Mercedes took over the title-winning Brawn team at the end of 2009 — the year in which Ross Brawn had saved the former Honda team and delivered a stunning championship double. However, it was three years until the rebranded team took its first victory, four before it recorded multiple wins and five to secure the championship, and team principal Otmar Szafnauer says that is why Lawrence Stroll has set a four- to five-year timeline for Aston.
“We are working hard on next year and we will do our best to win the world title next year, but if you look historically, it does take time to put the infrastructure in place, the people in place to be able to challenge for a world championship,” Szafnauer said.
“Even Mercedes — who bought Brawn, who were world champions — it took them another four years to win.
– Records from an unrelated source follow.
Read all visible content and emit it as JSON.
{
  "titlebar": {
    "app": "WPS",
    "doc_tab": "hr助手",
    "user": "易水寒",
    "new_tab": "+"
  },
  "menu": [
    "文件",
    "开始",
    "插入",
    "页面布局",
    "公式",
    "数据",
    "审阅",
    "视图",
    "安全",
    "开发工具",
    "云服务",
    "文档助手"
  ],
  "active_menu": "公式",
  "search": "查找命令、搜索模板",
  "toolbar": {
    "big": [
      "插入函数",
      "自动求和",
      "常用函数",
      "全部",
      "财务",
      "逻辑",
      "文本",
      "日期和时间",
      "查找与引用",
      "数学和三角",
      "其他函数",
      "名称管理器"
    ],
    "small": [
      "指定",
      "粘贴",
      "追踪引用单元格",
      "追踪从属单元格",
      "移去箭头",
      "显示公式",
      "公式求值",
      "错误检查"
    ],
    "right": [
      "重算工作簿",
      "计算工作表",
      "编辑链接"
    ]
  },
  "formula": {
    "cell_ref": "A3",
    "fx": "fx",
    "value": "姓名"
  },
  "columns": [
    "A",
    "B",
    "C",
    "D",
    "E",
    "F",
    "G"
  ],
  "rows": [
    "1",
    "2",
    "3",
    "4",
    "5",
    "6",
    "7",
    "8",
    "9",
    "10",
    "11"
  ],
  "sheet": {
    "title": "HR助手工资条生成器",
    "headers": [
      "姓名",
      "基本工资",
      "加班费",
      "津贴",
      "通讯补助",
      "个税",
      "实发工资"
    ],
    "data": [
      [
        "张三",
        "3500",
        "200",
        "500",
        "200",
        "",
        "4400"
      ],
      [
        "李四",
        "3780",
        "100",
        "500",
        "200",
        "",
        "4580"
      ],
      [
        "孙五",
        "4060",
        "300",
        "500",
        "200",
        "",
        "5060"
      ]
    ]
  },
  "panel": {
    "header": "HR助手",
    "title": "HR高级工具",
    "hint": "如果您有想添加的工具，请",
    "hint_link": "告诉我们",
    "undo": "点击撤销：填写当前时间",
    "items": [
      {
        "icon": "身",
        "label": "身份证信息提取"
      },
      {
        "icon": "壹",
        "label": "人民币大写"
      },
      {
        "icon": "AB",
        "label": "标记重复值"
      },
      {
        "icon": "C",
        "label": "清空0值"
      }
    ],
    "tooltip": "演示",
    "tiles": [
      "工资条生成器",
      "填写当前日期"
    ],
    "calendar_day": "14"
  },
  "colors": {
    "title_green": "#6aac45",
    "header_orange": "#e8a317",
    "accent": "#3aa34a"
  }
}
So it’s just what it takes when you have the goal, the ambition, the objectives and the funding to put the infrastructure in place as well as the correct people and then challenge for the world championship.”
Aston Martin’s ambition has been on display in recent months with the announcement of a number of high-profile senior hires, but Szafnauer says they are just the tip of the iceberg when it comes to what the team needs to do recruitment-wise.
“At 550 employees, it’s a sprinkling of everywhere that we have to hire in. We have to hire like-minded individuals, quite a few of them, probably another 200 until we are right-sized. But it’s in all areas — in areas of performance, in areas of manufacturing, in the operations areas to make sure we are efficient, and now with the financial regulations even in areas where we can understand and plan for the financial regulations a bit better.”
Aston Martin is currently sixth in the constructors’ championship, and Szafnauer admits this year has been harder than expected but believes that some of the pain is necessary with 2022’s regulations on the horizon.
“It’s been difficult. During the season, in the past, we’ve made good progress. We’ve absolutely tried to do the same but it’s harder this year because one, we have the restrictions and two, we have a totally different car next year, so we can’t spend all of our time trying to develop this year’s car at the expense of next so it makes it more tricky. I think we’ve caught up a little bit and we’ll learn even more going forward and hopefully get a bit more competitive.”